February 07, 2004
Wifi Etiquete by The Ethicist

Tomorrow's NYTimes has Randy Cohen/The Ethicist (sorry, no userland link on this one, so see below) starting off with a letter from Siona Listokin of Berkeley asking about "borrowing" the neighbor's wifi. Mr. Manners responds that it's polite to ask consent to use, and offer to pitch in for the cost. But Mike Godwin of Public Knowledge is quoted and the various issues are discussed about using wifi, what ISP's terms of service say verses what is fair, and whether those TOS's stifle innovation.

The conclusion:

    ... you may use but not overuse Wi-Fi hot spots you encounter.

THE ETHICIST
Wi-Fi Fairness
By RANDY COHEN

Published: February 8, 2004


I accidentally discovered that the wireless Internet (Wi-Fi) card in my laptop lets me access the Web in my apartment. Clearly a neighbor has set up an access point with a signal strong enough to reach my kitchen. I use the Internet at home only to check e-mail, which will not affect my neighbor's usage. Can I use his signal? Should I offer to pay part of his monthly charge? Siona Listokin, Berkeley, Calif.

If you can easily ID your neighbor and you regularly use his signal, you should ask his consent and offer to share the costs of this shared resource. But what about the more common situation, when you can't identify those whose wireless access points you encounter? ''If you're driving around town and someone's left a node open and you pop on and use it just to download some e-mail, feel free,'' advises Mike Godwin, senior technology counsel for Public Knowledge, a public interest group in Washington concerned with technology and intellectual property.

Godwin is persuasive. The person who opened up access to you is unlikely even to know, let alone mind, that you've used it. If he does object, there's easy recourse: nearly all wireless setups offer password protection. And while the failure to lock a door may indicate carelessness, not consent, in this case it does suggest indifference. Godwin does warn of the tragedy of the commons, however, which here means you have an obligation not to use too much bandwidth -- by downloading massive music files, for example, which would inconvenience other users.

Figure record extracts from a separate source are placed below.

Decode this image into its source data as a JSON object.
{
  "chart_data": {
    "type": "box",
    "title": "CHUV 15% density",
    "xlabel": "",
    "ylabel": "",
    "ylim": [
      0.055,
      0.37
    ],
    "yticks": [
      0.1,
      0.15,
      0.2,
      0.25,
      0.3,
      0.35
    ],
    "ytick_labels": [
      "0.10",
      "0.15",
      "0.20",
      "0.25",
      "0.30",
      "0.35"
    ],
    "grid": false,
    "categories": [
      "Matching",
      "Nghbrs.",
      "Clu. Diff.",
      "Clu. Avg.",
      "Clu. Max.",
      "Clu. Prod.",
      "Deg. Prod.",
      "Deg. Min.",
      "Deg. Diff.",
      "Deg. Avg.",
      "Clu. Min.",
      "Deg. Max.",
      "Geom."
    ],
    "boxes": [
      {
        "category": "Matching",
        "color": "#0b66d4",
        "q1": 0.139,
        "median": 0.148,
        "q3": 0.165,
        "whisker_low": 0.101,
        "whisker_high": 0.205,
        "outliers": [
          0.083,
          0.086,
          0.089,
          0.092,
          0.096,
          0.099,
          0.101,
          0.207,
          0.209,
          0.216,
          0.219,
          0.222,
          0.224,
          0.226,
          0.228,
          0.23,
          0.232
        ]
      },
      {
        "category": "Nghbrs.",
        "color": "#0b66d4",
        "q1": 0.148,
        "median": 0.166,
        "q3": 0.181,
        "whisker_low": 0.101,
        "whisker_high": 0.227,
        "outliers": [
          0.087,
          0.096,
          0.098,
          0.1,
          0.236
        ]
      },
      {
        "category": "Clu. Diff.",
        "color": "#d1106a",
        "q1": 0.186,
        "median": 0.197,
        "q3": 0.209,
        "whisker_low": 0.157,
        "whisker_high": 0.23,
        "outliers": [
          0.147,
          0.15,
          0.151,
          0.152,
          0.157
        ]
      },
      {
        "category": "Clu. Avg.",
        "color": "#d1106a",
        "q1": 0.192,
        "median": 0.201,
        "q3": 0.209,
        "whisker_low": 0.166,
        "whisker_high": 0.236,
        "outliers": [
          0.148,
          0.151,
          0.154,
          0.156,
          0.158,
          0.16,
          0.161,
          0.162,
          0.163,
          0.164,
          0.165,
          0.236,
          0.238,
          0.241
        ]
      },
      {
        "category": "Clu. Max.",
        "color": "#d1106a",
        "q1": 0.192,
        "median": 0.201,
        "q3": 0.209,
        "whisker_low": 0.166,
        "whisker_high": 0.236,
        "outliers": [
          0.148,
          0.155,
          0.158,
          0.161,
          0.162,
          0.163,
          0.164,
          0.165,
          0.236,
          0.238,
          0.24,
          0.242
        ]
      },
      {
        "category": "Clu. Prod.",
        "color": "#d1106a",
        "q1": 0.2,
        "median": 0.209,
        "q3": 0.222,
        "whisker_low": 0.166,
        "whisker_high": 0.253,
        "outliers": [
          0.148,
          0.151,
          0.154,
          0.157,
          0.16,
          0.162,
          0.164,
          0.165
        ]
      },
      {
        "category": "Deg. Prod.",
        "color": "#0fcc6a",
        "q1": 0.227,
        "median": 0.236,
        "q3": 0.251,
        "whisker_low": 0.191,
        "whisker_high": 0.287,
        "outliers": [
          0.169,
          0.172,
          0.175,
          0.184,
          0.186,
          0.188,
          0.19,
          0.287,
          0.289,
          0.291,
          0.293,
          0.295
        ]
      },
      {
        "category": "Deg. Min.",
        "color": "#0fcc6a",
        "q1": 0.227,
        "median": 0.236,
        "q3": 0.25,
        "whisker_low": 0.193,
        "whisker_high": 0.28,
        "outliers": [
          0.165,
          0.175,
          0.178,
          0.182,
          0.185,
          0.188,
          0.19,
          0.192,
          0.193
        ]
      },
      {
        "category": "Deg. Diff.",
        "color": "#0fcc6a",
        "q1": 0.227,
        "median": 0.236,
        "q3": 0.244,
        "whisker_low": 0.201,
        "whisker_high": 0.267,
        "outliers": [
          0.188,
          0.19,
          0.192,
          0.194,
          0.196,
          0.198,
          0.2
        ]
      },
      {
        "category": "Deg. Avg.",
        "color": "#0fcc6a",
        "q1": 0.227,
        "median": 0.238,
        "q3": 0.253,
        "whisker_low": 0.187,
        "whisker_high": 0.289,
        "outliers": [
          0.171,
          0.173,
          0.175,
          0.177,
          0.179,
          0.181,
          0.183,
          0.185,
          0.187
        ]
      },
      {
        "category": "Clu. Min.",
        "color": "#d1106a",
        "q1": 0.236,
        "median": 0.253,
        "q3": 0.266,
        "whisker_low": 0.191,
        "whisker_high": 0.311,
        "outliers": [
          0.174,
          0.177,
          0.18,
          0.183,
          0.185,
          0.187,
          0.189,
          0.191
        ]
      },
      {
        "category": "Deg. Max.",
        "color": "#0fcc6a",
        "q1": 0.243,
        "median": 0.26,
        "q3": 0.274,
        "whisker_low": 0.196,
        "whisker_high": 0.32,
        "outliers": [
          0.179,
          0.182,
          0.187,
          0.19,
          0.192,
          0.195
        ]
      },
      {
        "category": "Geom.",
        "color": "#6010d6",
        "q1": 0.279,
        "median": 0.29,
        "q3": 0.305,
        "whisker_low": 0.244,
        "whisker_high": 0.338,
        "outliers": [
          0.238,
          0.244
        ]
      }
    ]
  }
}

But do you cheat the service provider, if not an individual consumer? Is there a free-rider problem? Time Warner Cable says there is, and it has taken action against those who have touted the availability of an open Wi-Fi node on computer bulletin boards. The company argues, in effect, that while you may have a glass of water at a neighbor's, you may not run a pipe from his place to yours.

Property rights, as understood by Time Warner Cable, say, are worthy of consideration, but overemphasizing them may stifle the development of the public good that is universally available wireless Internet access. Consider the Interstate highway system or any public library: enormously useful institutions whose costs and benefits we all share. Cellphone service offers another approach, enabling anyone who pays a monthly fee to make a call from anyplace in the world (until he stumbles into a dead zone).

''This is a period of transition, and the natural reaction of some institutions is to clamp down,'' Godwin concludes. He's right. But that does not create a moral imperative to defer to those who do. Rather, you may use but not overuse Wi-Fi hot spots you encounter.

Posted by Mary Hodder at February 07, 2004 11:15 PM
Comments

Is the wifi provider (the neighbor) liable if said person downloads child pornography or opens up a spam relay? It seems that sooner or later we'll want to lock down our open wifi networks for precisely this reason...

Posted by: joe on February 8, 2004 09:52 PM

I guessing that porn falls under the "overuse" category.... But using any open relay for illegal stuff could be a problem, and therefore, I'd also imagine that sooner or later there will be some case that will define this. Hopefully, we will have open wifi, and put the onus on the user's activity, not the wifi owner. Maybe the accountable net will include trusted communities allowed to use your wifi.

Posted by: mary hodder on February 9, 2004 05:13 AM

"And while the failure to lock a door may indicate carelessness, not consent, in this case it does suggest indifference." Why?

I set up a Linksys wireless access point recently (or tried to, anyway) and it wasn't that simple. The password protection and stuff is largely buried in the user interface. And there are several different protection modes you can choose from, so I'd have to figure out which ones are compatible with my laptop's wireless card. Because of these difficulties, I wouldn't at all assume that failure to secure the network suggests indifference.

As far as universal wireless as a public good, that's very questionable as well. A public good is defined as one which is non-excludable and non-rival. That is, if you make it available to anyone, it is available to everyone; and one person's consumption of the good does not impact another person's consumption. But both of these are false for wireless access. Private networks like T-Mobile set up wireless access in many areas that are completely excludable and require customers to pay for access. And the networks are rivalrous, since bandwidth is limited.

Before we decide that wireless is a public good which can only be provided by government subsidies, we should see if the market doesn't solve the problem. On general principles we would expect market solutions to be more efficient and less costly than government ones. And given such an approach, property and contract rights are crucial and must be honored. Accessing your neighbor's wireless is a violation of his terms of service (in most areas) and should not be endorsed by an ethicist.